I haven't tested this at all, but it's claimed that the nested background approach is more efficient than drawing borders (I guess the native graphics is vey fast at rectangular background fills).

So you could use the same approach and replace border-table.css with

.table-view, .scroll-pane {
    -fx-background-color: blue, -fx-control-inner-background ;
    -fx-background-insets: 0, 1 ;
}

.grid {
    -fx-background-color: blue, -fx-background ;
    -fx-background-insets: 0, 1 ;
    -fx-padding : 1 ;
}

enter image description here

And you could even introduce a looked-up color to make it easier to modify the style of the app:

.root {
    -my-border: blue ;
}

.table-view, .scroll-pane {
    -fx-background-color: -my-border, -fx-control-inner-background ;
    -fx-background-insets: 0, 1 ;
}

.grid {
    -fx-background-color: -my-border, -fx-background ;
    -fx-background-insets: 0, 1 ;
    -fx-padding : 1 ;
}

(this has exactly the same effect as the previous, but there is just one place to change the color definition instead of two).
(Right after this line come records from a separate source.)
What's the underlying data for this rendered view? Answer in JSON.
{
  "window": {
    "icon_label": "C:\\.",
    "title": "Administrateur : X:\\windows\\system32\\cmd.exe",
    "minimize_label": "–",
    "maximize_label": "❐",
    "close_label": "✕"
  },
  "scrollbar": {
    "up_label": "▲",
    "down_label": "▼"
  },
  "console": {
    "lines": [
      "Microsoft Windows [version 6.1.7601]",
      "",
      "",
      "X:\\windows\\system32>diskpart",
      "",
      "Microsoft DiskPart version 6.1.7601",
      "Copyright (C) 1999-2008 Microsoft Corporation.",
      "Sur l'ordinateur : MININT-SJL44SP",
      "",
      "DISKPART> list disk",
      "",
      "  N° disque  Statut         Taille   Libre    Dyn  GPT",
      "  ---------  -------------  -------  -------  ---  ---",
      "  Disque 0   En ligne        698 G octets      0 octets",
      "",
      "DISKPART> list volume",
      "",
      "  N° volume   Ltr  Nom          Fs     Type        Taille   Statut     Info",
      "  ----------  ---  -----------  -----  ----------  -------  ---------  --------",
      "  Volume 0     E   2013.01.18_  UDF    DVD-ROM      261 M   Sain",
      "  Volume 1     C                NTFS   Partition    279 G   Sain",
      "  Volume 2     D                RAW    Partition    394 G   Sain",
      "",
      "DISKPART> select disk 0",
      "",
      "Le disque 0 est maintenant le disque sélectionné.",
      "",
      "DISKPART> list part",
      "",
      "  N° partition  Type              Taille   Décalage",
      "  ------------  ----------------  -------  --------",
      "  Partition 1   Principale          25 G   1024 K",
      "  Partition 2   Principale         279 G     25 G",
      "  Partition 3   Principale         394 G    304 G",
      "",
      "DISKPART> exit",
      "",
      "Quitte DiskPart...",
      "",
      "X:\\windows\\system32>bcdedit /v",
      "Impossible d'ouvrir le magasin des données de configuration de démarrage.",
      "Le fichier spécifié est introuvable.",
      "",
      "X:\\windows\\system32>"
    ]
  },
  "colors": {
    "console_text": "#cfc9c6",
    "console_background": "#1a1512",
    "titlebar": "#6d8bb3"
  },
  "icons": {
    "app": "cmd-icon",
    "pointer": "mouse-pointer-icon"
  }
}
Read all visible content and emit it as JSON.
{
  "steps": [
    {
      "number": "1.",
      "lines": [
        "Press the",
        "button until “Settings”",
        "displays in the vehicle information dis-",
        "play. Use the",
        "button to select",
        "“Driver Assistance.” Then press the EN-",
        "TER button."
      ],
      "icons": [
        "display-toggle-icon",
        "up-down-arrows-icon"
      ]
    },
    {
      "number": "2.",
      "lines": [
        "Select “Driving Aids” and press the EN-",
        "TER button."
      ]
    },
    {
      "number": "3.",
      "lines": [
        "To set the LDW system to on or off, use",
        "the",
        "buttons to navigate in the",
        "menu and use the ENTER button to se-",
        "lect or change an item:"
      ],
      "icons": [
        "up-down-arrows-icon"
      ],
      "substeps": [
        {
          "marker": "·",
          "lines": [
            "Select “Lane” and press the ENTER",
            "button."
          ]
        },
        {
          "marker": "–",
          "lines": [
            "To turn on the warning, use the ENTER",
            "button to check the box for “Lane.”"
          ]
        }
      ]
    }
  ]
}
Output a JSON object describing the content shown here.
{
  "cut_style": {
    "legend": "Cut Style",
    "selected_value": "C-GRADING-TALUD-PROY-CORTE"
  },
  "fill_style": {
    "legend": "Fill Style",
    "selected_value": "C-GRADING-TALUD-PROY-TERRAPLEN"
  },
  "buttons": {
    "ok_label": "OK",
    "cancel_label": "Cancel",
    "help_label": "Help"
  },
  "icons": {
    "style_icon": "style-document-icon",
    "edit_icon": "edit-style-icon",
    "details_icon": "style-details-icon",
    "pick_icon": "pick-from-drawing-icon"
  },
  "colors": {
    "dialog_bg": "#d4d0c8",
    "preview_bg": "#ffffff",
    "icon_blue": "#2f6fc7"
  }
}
Note these last two versions override the default focus border, which is implemented in the default style sheet by defining a different set of background colors when the controls are focused. You can restore these with:

.root {
    -my-border: blue ;
}

.table-view, .scroll-pane {
    -fx-background-color: -my-border, -fx-control-inner-background ;
    -fx-background-insets: 0, 1 ;
}

.table-view:focused, .scroll-pane:focused {
    -fx-background-color: -fx-faint-focus-color, -fx-focus-color, -fx-control-inner-background; 
    -fx-background-insets: -1.4, -0.3, 1;
    -fx-background-radius: 2, 0, 0;
}

.grid {
    -fx-background-color: -my-border, -fx-background ;
    -fx-background-insets: 0, 1 ;
    -fx-padding : 1 ;
}

which references two more looked-up colors, -fx-faint-focus-color and -fx-focus-color (the first is just a partially-transparent version of the second); of course you could redefine these for your own focus colors if you chose.